While it’s great, Leadbeater says, that impetus comes from Māori and Pacific communities, it’s important there is wider—and whiter—support. “Look at the tino rangatiritanga movement in this country: it’s always had strong allies in the Pākehā community, hasn’t it? And that’s always been important to the success of campaigns.”
“The anti-apartheid activists would’ve felt like they were just spitting into a cyclone…you just need to keep having faith.”

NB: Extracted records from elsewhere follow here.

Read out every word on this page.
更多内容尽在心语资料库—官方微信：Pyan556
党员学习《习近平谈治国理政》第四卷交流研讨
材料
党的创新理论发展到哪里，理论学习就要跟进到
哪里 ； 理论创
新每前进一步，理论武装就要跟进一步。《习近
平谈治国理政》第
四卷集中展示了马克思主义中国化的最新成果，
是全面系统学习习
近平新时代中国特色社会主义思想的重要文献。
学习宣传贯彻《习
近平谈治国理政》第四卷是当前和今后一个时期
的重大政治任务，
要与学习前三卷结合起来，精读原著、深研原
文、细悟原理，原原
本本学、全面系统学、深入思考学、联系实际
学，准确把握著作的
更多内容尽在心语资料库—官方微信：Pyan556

She remains upbeat about the effect protest and public opinion have on government action, citing her previous research that, she says, proves the Government is attuned to public opinion on Indonesian activity, especially as it has related to atrocities committed in East Timor and, to a lesser extent, in West Papua. “You think the Government is not taking any notice, but they do have to take account of public opinion and the stronger it gets the more they have to take notice. [But] you can’t expect people to identify with an issue they’ve hardly ever heard of.”
Molisa, too, is optimistic. “What gives me faith, to put it in that historical perspective, is that this is in the early stages, and the anti-apartheid activists would’ve felt like they were just spitting into a cyclone. If you look at the long arch of history, that tells you that you just need to keep having faith because these sorts of things have a way of building in ways you can’t expect.”